We’ll change flies. (Some of us will cycle through the box, others will change just once or twice during the drought.)

We’ll replace tippet, move upstream, move downstream, switch out leaders, change positions in the boat, bitch at the guide / friend / spouse at the oars, change to nymphs / dries / streamers, drink another beer, stop to pee, throw rocks, pout, eat that sandwich, take a nap, drink another beer or drag out the camera.

Some days, no matter what magic incantation you chant, the fish don’t come.

Twenty years ago, occasionally a skunk day would piss me off. The asshole hiding inside of me would start thinking about the time I should have spent back home with the kids, how much gas and beer money I’d spent on the trip and how much it bugged me that my buddy chews with his mouth open with food dribbling down his chin.  Those days, and that particular fishing buddy, are now gone.

Proving that old dogs can learn new tricks, my trusty fishing pack now always contains a camera and a field writing journal.

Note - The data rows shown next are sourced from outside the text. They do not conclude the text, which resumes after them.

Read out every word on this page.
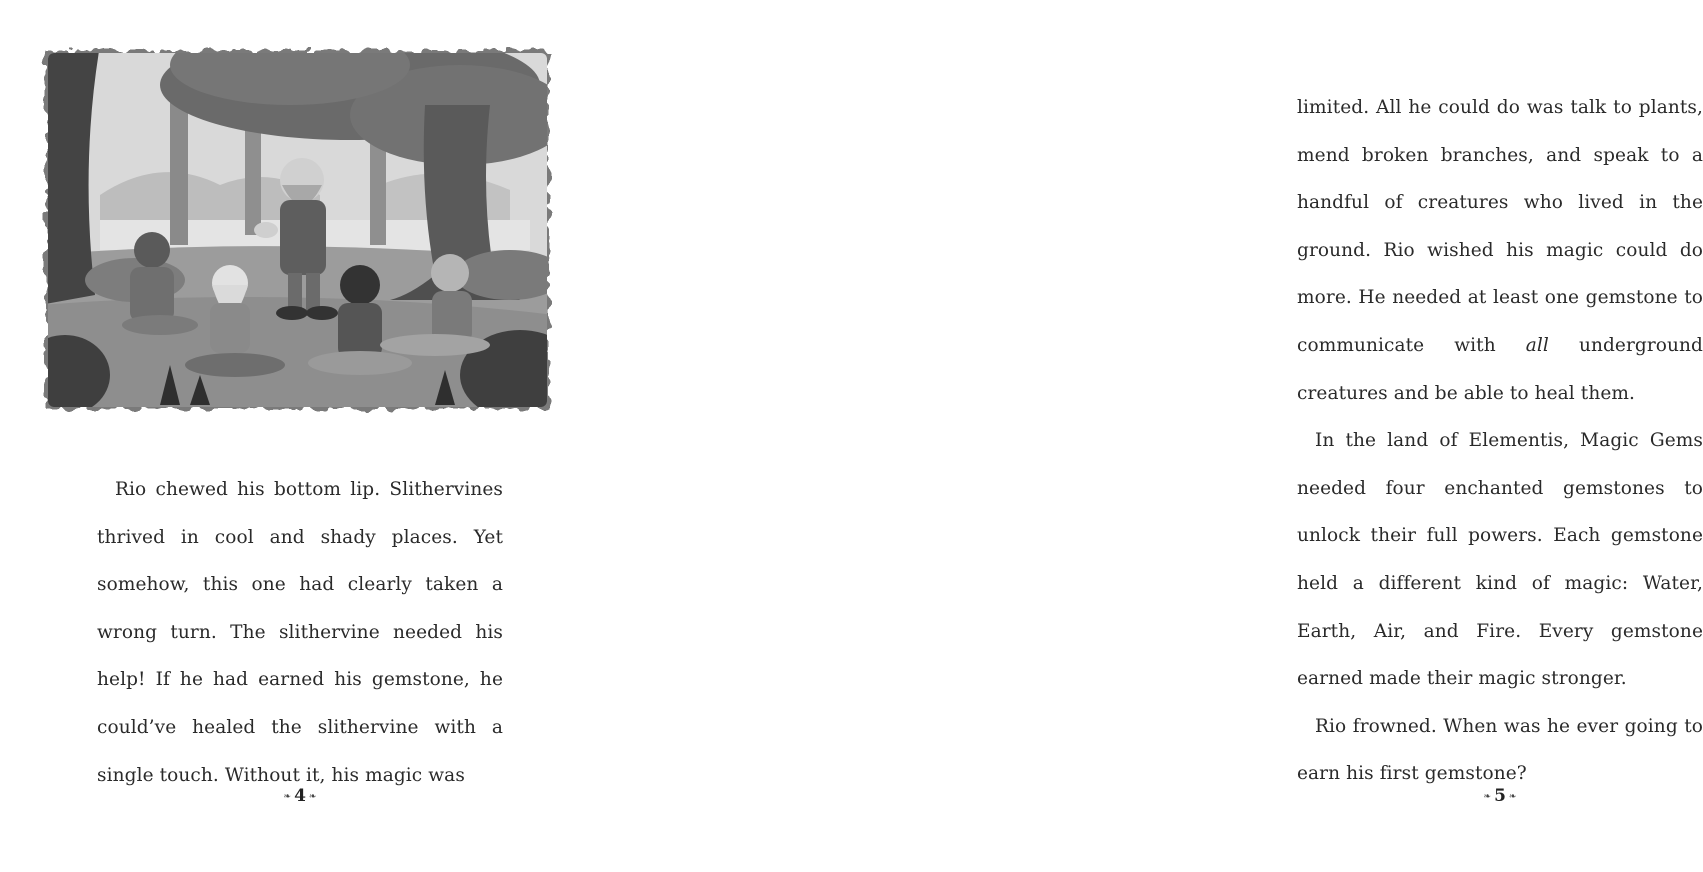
Rio chewed his bottom lip. Slithervines thrived in cool and shady places. Yet somehow, this one had clearly taken a wrong turn. The slithervine needed his help! If he had earned his gemstone, he could’ve healed the slithervine with a single touch. Without it, his magic was

❧ 4 ❧

limited. All he could do was talk to plants, mend broken branches, and speak to a handful of creatures who lived in the ground. Rio wished his magic could do more. He needed at least one gemstone to communicate with all underground creatures and be able to heal them.

In the land of Elementis, Magic Gems needed four enchanted gemstones to unlock their full powers. Each gemstone held a different kind of magic: Water, Earth, Air, and Fire. Every gemstone earned made their magic stronger.

Rio frowned. When was he ever going to earn his first gemstone?

❧ 5 ❧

Far from smart phones, computers, traffic and television creativity flourishes.  The environs surrounding your fishy water are very likely some of the most inspiring in the neighborhood.

[The book I’m writing now was conceived on the banks of the Firehole on a day when damned picky rainbows were rising to blue winged olives so small my (smallest in the box) size 18 looked like a battleship out there.]

Would we all rather be catching fish on the river? Damn right we would, though going fishless can make for a fine (and creative) day.